DataStore 日志
DataStore 使用 Python 标准日志模块。本文指南介绍如何配置日志以便进行调试。
快速入门
from chdb import datastore as pd
from chdb.datastore.config import config
# Enable debug logging
config.enable_debug()
# Now all operations will log details
ds = pd.read_csv("data.csv")
result = ds.filter(ds['age'] > 25).to_df()
日志级别
| 级别 | 数值 | 描述 |
|---|---|---|
DEBUG | 10 | 用于调试的详细信息 |
INFO | 20 | 常规运行信息 |
WARNING | 30 | 警告消息(默认) |
ERROR | 40 | 错误消息 |
CRITICAL | 50 | 严重故障 |
设置日志级别
import logging
from chdb.datastore.config import config
# Using standard logging levels
config.set_log_level(logging.DEBUG)
config.set_log_level(logging.INFO)
config.set_log_level(logging.WARNING) # Default
config.set_log_level(logging.ERROR)
# Using quick preset
config.enable_debug() # Sets DEBUG level + verbose format
日志格式
简洁格式(默认)
config.set_log_format("simple")
输出:
DEBUG - Executing SQL query
DEBUG - Cache miss for key abc123
详细日志格式
config.set_log_format("verbose")
输出:
2024-01-15 10:30:45.123 DEBUG datastore.core - Executing SQL query
2024-01-15 10:30:45.456 DEBUG datastore.cache - Cache miss for key abc123
会记录哪些数据
DEBUG 级别
- 生成的 SQL 查询
- 执行引擎的选择
- 缓存操作(命中/未命中)
- 操作耗时
- 数据源信息
DEBUG - Creating DataStore from file 'data.csv'
DEBUG - SQL: SELECT * FROM file('data.csv', 'CSVWithNames') WHERE age > 25
DEBUG - Using engine: chdb
DEBUG - Execution time: 0.089s
DEBUG - Cache: Storing result (key: abc123)
INFO 级别
- 重要操作的完成
- 配置变更
- 数据源连接情况
INFO - Loaded 1,000,000 rows from data.csv
INFO - Execution engine set to: chdb
INFO - Connected to MySQL: localhost:3306/mydb
WARNING 级别
- 已弃用功能的使用
- 性能警告
- 非关键问题
WARNING - Large result set (>1M rows) may cause memory issues
WARNING - Cache TTL exceeded, re-executing query
WARNING - Column 'date' has mixed types, using string
ERROR 级别
- 查询执行失败
- 连接错误
- 数据转换错误
ERROR - Failed to execute SQL: syntax error near 'FORM'
ERROR - Connection to MySQL failed: timeout
ERROR - Cannot convert column 'price' to float
自定义日志配置
使用 Python 日志功能
import logging
# Configure root logger
logging.basicConfig(
level=logging.DEBUG,
format='%(asctime)s - %(name)s - %(levelname)s - %(message)s',
handlers=[
logging.FileHandler('datastore.log'),
logging.StreamHandler()
]
)
# Get DataStore logger
ds_logger = logging.getLogger('chdb.datastore')

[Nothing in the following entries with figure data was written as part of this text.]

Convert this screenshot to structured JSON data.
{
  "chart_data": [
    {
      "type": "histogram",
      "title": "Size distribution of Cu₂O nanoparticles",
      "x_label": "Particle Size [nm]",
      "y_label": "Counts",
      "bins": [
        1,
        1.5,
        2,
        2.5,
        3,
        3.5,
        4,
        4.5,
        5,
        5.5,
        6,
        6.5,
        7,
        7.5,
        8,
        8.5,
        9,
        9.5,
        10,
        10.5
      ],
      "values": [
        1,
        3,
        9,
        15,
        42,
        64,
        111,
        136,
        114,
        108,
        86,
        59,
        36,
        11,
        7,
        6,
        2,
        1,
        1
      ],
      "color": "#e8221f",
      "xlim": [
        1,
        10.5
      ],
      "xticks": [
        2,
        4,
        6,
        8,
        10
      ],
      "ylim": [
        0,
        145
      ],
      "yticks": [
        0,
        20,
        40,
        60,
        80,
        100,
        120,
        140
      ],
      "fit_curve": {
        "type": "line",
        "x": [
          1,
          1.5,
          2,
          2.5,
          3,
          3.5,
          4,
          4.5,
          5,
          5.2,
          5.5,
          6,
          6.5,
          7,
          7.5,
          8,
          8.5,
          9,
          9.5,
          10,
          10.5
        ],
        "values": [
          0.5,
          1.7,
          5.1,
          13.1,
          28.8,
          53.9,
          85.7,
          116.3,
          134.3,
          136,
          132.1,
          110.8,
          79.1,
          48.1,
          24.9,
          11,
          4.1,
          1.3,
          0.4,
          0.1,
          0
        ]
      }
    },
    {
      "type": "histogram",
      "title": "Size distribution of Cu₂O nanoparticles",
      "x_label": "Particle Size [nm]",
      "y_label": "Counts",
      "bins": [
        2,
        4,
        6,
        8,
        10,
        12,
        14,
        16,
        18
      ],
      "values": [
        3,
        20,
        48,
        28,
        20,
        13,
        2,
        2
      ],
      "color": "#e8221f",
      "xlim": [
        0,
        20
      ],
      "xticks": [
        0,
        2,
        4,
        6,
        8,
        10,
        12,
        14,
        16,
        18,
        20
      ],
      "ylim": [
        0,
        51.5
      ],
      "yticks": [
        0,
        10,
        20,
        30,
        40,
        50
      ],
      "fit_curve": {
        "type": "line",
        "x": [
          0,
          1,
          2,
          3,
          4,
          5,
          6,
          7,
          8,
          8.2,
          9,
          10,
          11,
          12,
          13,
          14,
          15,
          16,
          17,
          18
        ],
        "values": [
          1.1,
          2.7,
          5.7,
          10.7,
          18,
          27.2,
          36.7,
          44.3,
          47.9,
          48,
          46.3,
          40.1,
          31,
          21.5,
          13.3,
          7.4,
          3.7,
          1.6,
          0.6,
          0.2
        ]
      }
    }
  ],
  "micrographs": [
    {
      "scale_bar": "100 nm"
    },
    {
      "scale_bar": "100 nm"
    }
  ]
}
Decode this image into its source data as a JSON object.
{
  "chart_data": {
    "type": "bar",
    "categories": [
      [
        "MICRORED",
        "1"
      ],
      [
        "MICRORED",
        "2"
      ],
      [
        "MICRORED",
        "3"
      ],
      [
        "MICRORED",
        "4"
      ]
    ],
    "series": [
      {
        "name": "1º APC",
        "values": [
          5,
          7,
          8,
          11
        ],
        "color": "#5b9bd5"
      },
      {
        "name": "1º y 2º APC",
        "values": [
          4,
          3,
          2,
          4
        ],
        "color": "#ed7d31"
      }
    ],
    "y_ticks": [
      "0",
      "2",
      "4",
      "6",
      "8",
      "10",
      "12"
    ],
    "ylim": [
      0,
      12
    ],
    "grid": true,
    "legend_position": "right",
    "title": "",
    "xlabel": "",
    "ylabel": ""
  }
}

ds_logger.setLevel(logging.DEBUG)
日志输出到文件
import logging
# Create file handler
file_handler = logging.FileHandler('datastore_debug.log')
file_handler.setLevel(logging.DEBUG)
file_handler.setFormatter(logging.Formatter(
'%(asctime)s - %(name)s - %(levelname)s - %(message)s'
))
# Add to DataStore logger
ds_logger = logging.getLogger('chdb.datastore')
ds_logger.addHandler(file_handler)
抑制日志输出
import logging
# Suppress all DataStore logs
logging.getLogger('chdb.datastore').setLevel(logging.CRITICAL)
# Or using config
config.set_log_level(logging.CRITICAL)
调试场景
调试 SQL 语句生成
config.enable_debug()
ds = pd.read_csv("data.csv")
result = ds.filter(ds['age'] > 25).groupby('city').sum()
日志输出:
DEBUG - Creating DataStore from file 'data.csv'
DEBUG - Building filter: age > 25
DEBUG - Building groupby: city
DEBUG - Building aggregation: sum
DEBUG - Generated SQL:
SELECT city, SUM(*)
FROM file('data.csv', 'CSVWithNames')
WHERE age > 25
GROUP BY city
选择调试引擎
config.enable_debug()
result = ds.filter(ds['x'] > 10).apply(custom_func)
日志输出:
DEBUG - filter: selecting engine (eligible: chdb, pandas)
DEBUG - filter: using chdb (SQL-compatible)
DEBUG - apply: selecting engine (eligible: pandas)
DEBUG - apply: using pandas (custom function)
调试缓存操作
config.enable_debug()
# First execution
result1 = ds.filter(ds['age'] > 25).to_df()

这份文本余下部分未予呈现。